Program Pemberdayaan
Apa yang telah dicapai masyarakat Sintang ini tidaklah serta merta terjadi dalam waktu singkat. Pada tahap awal program ini, beberapa hal dicoba dipetakan, yakni (a) jumlah penenun, (b)
sebaran penenun, (c) tingkat keahlian penenun, (d) produktivitas penenun, dan (e) pemasaran kain hasil tenunan. Mulanya tercatat sekitar 40-an orang penenun yang tersebar di lima
kampung, yakni Ensaid Panjang, Baning Panjang, Ransi Panjang, Umin dan Menaung. Dari sekian banyak penenun tersebut, hanya belasan orang saja yang benar-benar ahli yang umumnya telah berumur di atas 45 tahun.
Ditemukan juga bahwa produktivitas penenun relatif rendah. Untuk membuat selembar kain pua, diperlukan waktu antara 6 sampai 12 bulan.

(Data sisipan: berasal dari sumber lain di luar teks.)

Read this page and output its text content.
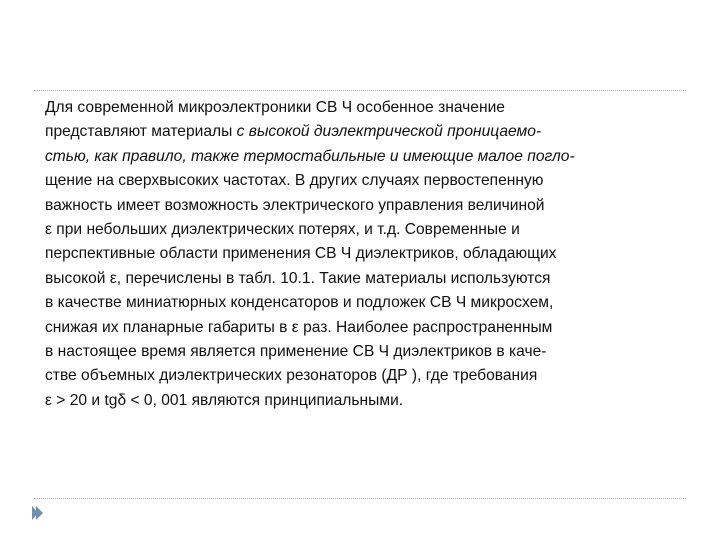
Для современной микроэлектроники СВ Ч особенное значение
представляют материалы с высокой диэлектрической проницаемо-
стью, как правило, также термостабильные и имеющие малое погло-
щение на сверхвысоких частотах. В других случаях первостепенную
важность имеет возможность электрического управления величиной
ε при небольших диэлектрических потерях, и т.д. Современные и
перспективные области применения СВ Ч диэлектриков, обладающих
высокой ε, перечислены в табл. 10.1. Такие материалы используются
в качестве миниатюрных конденсаторов и подложек СВ Ч микросхем,
снижая их планарные габариты в ε раз. Наиболее распространенным
в настоящее время является применение СВ Ч диэлектриков в каче-
стве объемных диэлектрических резонаторов (ДР ), где требования
ε > 20 и tgδ < 0, 001 являются принципиальными.
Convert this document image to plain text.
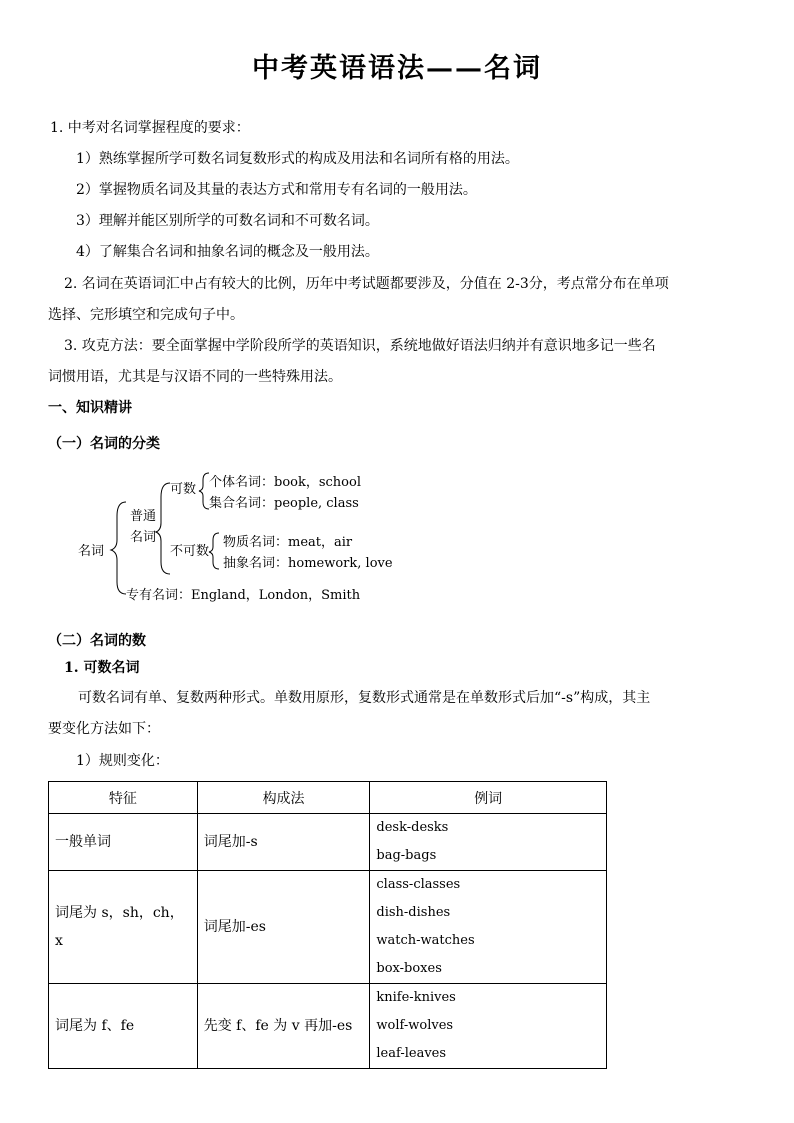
中考英语语法——名词
1. 中考对名词掌握程度的要求：
1）熟练掌握所学可数名词复数形式的构成及用法和名词所有格的用法。
2）掌握物质名词及其量的表达方式和常用专有名词的一般用法。
3）理解并能区别所学的可数名词和不可数名词。
4）了解集合名词和抽象名词的概念及一般用法。
2. 名词在英语词汇中占有较大的比例，历年中考试题都要涉及，分值在 2-3分，考点常分布在单项
选择、完形填空和完成句子中。
3. 攻克方法：要全面掌握中学阶段所学的英语知识，系统地做好语法归纳并有意识地多记一些名
词惯用语，尤其是与汉语不同的一些特殊用法。
一、知识精讲
（一）名词的分类
名词
普通
名词
可数
不可数
个体名词：book，school
集合名词：people, class
物质名词：meat，air
抽象名词：homework, love
专有名词：England，London，Smith
（二）名词的数
1. 可数名词
可数名词有单、复数两种形式。单数用原形，复数形式通常是在单数形式后加“-s”构成，其主
要变化方法如下：
1）规则变化：
特征	构成法	例词
一般单词	词尾加-s	desk-desks
bag-bags

词尾为 s，sh，ch，x	词尾加-es	class-classes
dish-dishes
watch-watches
box-boxes

词尾为 f、fe	先变 f、fe 为 v 再加-es	knife-knives
wolf-wolves
leaf-leaves
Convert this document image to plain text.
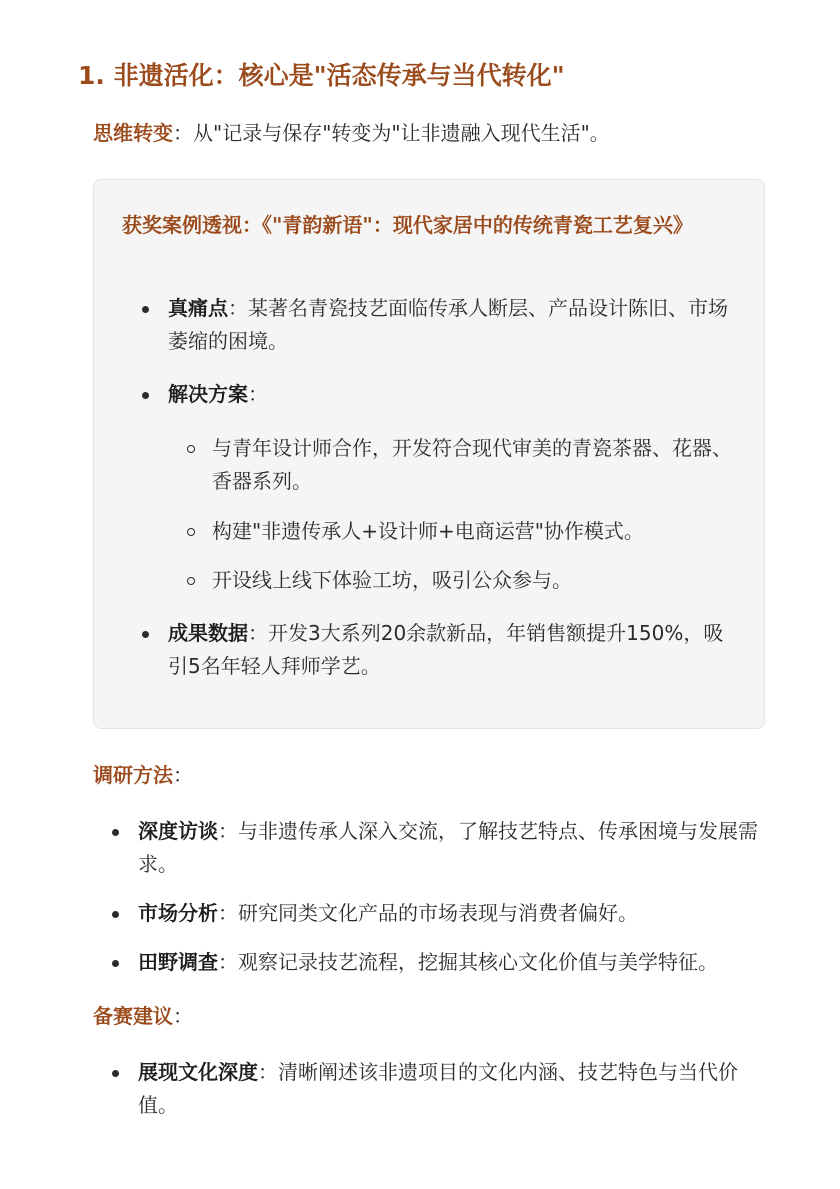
1. 非遗活化：核心是"活态传承与当代转化"

思维转变：从"记录与保存"转变为"让非遗融入现代生活"。

获奖案例透视：《"青韵新语"：现代家居中的传统青瓷工艺复兴》

真痛点：某著名青瓷技艺面临传承人断层、产品设计陈旧、市场萎缩的困境。
解决方案：
与青年设计师合作，开发符合现代审美的青瓷茶器、花器、香器系列。
构建"非遗传承人+设计师+电商运营"协作模式。
开设线上线下体验工坊，吸引公众参与。
成果数据：开发3大系列20余款新品，年销售额提升150%，吸引5名年轻人拜师学艺。

调研方法：

深度访谈：与非遗传承人深入交流，了解技艺特点、传承困境与发展需求。
市场分析：研究同类文化产品的市场表现与消费者偏好。
田野调查：观察记录技艺流程，挖掘其核心文化价值与美学特征。

备赛建议：

展现文化深度：清晰阐述该非遗项目的文化内涵、技艺特色与当代价值。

Namun hal ini bukan disebabkan oleh keterampilan yang rendah, tetapi karena mereka hanya menenun di waktu senggang
disela-sela kegiatan berladang. Disamping itu ada juga aturan tidak tertulis (tradisi oral) yang mengatur penenun dan kegiatan menenun. Sementara itu pemasaran hampir tidak dikenal karena kain tenun ini memang bukan untuk dijual melainkan untuk dipakai pada upacara atau pesta adat. Kain baru dijual kalau ada pembeli atau pengumpul yang datang ke kampung.
Para penenun yang teridentifikasi ini mulai dimotivasi melalui pembelajaran kritis untuk memberdayakan diri mereka. Mereka diajak memahami permasalahan yang dihadapi, dan menggali potensi yang mereka miliki, hingga akhirnya pada tahun 2000 masyarakat sepakat untuk berhimpun dalam kelompok yang dinamakan Kelompok Usaha Bersama Jasa Menenun Mandiri (KUBJMM).
Berbagai penguatan diberikan kepada pengurus dan anggota KUBJMM ini. Para pengurus dan wakil-wakil anggota di setiap kampung dibekali dengan pengetahun manajemen, pembukuan, dan fasilitas untuk menjalankan kegiatan simpan-pinjam dan pembelianpemasaran kain tenun ikat. Dalam waktu yang tidak terlalu lama, pada tahun 2001 kelompok ini diubah menjadi berbadan hukum Koperasi.
Koperasi JMM ini terus berkembang. Pada akhir Januari 2006, anggotanya telah mencapai 524 orang yang tersebar di 20 kampung, dengan asset per 31 Desember 2005 sebesar Rp302.899.781,00. Koperasi ini semua pengurusnya terdiri dari kaum perempuan, dan anggotanya 98% (515 orang) adalah kaum perempuan. Jadi bisa dibayangkan aktivitas para perempuan penenun di Sintang ini, mereka tidak saja bekerja di rumah, di ladang, dan di kebun, tetapi saat ini dengan segala keterbatasannya, mereka telah mengorganisasikan diri dan menghasilkan sesuatu yang berarti. Kain tenun ikat yang mereka hasilkan tidak saja telah memberdayakan mereka secara ekonomi, tetapi juga telah menghidupkan dan melestarikan seni budaya tenun ikat Dayak itu sendiri.